Data Quality Assurance is central to the Trust’s ongoing ability to meet statutory, legal, financial and other contractual requirements and the recently reviewed policy outlines the general principles and standards expected to operate within the organisation. 

The purpose of this policy is to:
 

  • Ensure the Trust continuously improves data quality in order to support business needs and delivery of a high quality health care service.
  • Confirm the programme for monitoring compliance of data quality standards.
  • Make it clear to all staff working for, or on behalf of the Trust, of their duties and responsibilities with regards to good data quality.

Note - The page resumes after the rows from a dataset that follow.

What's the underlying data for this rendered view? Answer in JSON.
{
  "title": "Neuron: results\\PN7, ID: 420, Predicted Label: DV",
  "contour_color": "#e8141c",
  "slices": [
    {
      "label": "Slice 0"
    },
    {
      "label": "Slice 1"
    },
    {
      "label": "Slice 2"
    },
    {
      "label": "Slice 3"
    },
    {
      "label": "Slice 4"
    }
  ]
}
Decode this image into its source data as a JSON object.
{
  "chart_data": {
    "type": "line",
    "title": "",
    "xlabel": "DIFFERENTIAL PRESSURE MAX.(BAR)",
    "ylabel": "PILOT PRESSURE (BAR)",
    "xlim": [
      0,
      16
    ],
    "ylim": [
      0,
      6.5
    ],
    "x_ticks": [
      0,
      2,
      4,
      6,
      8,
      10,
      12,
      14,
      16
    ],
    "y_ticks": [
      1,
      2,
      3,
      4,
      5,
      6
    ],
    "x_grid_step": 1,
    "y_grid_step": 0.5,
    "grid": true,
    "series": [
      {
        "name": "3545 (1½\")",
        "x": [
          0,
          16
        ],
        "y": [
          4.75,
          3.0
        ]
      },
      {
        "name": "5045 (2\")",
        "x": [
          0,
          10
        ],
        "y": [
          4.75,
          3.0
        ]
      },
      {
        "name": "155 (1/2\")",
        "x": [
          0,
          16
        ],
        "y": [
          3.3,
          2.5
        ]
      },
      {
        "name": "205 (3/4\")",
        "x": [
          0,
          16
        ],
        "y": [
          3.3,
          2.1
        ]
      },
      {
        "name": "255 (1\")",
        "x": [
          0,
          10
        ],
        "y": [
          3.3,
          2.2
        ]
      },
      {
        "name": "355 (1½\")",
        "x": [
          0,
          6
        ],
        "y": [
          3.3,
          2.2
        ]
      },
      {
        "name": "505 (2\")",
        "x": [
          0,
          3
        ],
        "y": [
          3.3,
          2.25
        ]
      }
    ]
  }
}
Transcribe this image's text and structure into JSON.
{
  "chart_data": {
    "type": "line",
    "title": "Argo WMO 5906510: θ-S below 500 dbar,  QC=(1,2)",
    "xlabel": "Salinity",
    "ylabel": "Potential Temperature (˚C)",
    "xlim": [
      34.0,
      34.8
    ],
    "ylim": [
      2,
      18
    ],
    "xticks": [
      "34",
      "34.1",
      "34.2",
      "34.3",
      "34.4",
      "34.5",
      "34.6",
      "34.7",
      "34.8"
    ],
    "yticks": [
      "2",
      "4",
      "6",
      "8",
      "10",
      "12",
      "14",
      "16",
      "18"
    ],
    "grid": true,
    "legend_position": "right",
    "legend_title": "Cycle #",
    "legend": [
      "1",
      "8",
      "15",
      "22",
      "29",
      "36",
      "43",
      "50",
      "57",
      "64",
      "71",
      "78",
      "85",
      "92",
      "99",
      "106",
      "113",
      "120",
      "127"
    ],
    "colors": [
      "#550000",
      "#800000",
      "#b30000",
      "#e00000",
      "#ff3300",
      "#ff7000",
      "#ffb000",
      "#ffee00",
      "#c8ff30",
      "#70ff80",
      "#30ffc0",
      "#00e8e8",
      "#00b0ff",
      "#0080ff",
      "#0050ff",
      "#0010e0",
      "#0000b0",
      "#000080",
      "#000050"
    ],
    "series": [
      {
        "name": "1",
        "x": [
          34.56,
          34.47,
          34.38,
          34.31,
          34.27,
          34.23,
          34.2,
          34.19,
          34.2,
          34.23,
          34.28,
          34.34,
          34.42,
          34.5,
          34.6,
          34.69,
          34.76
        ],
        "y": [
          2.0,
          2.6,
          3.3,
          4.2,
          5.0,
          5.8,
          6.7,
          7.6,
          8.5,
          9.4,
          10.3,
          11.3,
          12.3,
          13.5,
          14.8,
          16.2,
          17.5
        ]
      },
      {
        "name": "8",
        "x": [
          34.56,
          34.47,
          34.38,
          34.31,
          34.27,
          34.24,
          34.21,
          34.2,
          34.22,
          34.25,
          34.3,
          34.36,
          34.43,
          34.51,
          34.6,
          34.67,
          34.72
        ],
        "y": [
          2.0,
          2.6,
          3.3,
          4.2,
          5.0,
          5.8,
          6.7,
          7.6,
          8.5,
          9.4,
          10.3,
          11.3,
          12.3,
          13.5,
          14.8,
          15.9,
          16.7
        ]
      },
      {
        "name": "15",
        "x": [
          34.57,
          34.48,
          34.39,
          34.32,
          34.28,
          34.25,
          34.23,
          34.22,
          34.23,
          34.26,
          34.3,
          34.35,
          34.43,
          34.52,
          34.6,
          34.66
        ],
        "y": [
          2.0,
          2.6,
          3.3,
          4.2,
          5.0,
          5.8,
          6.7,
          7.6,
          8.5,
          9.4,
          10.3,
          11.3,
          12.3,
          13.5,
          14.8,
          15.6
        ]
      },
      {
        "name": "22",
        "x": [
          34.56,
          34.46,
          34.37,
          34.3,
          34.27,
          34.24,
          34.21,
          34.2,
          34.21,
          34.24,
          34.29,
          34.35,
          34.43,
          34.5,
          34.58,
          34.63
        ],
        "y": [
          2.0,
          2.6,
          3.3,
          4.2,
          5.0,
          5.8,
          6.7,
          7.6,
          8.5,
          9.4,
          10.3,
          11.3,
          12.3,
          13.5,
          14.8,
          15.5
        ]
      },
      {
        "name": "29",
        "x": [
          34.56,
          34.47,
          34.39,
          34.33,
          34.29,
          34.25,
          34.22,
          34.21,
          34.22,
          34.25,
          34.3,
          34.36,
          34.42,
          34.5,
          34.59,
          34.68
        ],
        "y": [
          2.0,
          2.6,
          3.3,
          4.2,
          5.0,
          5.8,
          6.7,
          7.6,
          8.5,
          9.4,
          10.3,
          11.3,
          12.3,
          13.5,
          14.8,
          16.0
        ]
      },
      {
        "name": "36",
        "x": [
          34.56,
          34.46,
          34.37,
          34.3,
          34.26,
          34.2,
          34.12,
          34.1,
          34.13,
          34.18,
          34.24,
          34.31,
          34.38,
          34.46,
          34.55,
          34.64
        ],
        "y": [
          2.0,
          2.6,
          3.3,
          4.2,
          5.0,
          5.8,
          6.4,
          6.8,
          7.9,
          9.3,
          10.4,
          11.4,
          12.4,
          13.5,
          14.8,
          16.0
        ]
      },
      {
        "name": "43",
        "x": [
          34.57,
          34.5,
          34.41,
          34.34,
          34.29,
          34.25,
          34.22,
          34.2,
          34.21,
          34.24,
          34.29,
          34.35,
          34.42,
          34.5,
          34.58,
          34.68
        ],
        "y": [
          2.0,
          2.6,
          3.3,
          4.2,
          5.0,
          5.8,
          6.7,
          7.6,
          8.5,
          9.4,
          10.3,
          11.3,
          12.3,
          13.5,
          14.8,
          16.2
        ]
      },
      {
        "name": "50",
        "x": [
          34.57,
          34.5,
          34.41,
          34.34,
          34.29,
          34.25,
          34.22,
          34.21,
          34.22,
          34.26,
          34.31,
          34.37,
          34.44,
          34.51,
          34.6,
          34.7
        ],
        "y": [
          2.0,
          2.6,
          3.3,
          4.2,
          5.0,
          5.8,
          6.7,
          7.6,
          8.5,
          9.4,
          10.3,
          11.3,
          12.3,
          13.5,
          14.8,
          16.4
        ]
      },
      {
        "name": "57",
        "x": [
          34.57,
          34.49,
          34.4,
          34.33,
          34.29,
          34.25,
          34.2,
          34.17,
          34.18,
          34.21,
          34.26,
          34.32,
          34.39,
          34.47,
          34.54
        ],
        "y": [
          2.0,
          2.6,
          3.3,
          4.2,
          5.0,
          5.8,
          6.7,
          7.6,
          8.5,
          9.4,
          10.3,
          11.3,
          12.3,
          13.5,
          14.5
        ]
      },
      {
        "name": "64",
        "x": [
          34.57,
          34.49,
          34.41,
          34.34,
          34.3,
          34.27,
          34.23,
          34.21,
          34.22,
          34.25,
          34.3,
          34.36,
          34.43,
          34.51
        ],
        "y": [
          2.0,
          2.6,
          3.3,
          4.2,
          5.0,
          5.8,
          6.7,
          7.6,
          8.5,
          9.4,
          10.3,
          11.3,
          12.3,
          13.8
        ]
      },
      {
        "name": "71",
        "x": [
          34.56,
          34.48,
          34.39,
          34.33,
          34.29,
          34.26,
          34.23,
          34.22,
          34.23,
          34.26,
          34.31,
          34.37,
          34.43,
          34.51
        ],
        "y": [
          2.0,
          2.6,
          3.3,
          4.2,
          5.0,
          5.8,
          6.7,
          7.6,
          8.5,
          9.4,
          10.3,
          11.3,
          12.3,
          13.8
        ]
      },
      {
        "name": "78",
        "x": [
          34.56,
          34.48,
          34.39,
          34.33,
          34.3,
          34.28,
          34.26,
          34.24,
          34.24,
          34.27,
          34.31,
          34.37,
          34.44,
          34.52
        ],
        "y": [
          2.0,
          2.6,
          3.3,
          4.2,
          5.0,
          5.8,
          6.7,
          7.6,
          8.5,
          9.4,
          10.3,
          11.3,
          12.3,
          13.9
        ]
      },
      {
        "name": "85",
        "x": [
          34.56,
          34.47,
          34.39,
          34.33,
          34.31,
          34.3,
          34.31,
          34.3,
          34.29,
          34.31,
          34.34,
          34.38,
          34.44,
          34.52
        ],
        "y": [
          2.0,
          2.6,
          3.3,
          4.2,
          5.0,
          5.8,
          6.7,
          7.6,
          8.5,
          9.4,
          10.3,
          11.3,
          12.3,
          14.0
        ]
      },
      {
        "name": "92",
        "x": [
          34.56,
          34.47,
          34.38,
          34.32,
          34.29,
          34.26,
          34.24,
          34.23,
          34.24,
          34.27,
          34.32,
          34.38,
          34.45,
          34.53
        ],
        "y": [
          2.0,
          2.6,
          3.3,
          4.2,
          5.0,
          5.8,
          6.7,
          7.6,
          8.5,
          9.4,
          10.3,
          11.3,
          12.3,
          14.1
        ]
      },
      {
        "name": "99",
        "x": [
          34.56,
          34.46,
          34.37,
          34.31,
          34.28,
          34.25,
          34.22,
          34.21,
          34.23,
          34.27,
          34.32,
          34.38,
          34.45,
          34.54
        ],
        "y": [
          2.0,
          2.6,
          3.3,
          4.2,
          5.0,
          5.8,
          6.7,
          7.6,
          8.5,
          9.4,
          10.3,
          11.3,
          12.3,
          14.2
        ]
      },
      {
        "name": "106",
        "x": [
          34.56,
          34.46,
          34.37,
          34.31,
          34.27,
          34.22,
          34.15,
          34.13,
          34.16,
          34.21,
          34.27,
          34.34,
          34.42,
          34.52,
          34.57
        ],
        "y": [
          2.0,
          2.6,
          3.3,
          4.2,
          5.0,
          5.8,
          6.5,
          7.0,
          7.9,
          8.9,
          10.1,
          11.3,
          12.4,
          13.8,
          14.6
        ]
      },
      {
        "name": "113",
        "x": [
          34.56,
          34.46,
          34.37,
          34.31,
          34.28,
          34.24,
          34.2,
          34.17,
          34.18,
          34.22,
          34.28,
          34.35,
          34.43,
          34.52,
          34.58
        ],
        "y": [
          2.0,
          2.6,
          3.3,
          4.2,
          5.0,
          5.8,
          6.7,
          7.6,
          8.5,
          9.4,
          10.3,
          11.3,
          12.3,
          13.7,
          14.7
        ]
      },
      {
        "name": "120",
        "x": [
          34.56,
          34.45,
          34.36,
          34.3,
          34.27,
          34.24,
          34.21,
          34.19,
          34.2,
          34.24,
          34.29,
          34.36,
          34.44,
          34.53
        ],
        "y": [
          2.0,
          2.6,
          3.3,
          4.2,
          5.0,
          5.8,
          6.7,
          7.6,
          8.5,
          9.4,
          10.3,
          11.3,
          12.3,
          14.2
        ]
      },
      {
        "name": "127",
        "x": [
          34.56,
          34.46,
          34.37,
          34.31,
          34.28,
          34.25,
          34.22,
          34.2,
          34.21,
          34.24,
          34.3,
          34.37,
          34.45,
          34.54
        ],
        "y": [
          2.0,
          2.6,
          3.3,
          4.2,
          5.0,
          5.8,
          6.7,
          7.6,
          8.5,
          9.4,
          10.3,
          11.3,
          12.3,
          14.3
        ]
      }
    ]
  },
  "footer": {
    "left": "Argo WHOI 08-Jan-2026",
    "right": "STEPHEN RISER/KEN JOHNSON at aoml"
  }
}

The review of the Data Quality Assurance policy is a reminder for all staff to ensure:

  • Any transfer of patient identifiable information must be via an approved Safehaven with the exception of uploads to registries, SSNAP etc.  However in these instances there must be an identified SRO for the submission who signs off the data as being accurate in line with the principles outlined in this policy.  Data Assurance will be assuring the processes for generation of the data for submissions made by clinical teams.
  • Non patient identifiable external submissions – needs appropriate sign off and a separate protocol is being developed for this which will be shared in due course.  The high level principles are:
  • Effective data quality processes need to be in place to provide assurance that data is accurate. 
  • Before data is submitted externally or provided as response to a request from an external organisation it must be checked / approved at the appropriate level  which is proportionate to the potential risk to the Trust.
  • Staff should discuss with their manager in the first instance, any request they receive for information  from an external body to ascertain the level of risk and reach a decision on what  action to take.
  • Any new data return, of a routine / mandatory nature, must be signed off by a Director, though this may be delegated as appropriate.  All regular submissions to national portals e.g. SCDS  will be made by Corporate Functions e.g. daily SITrep.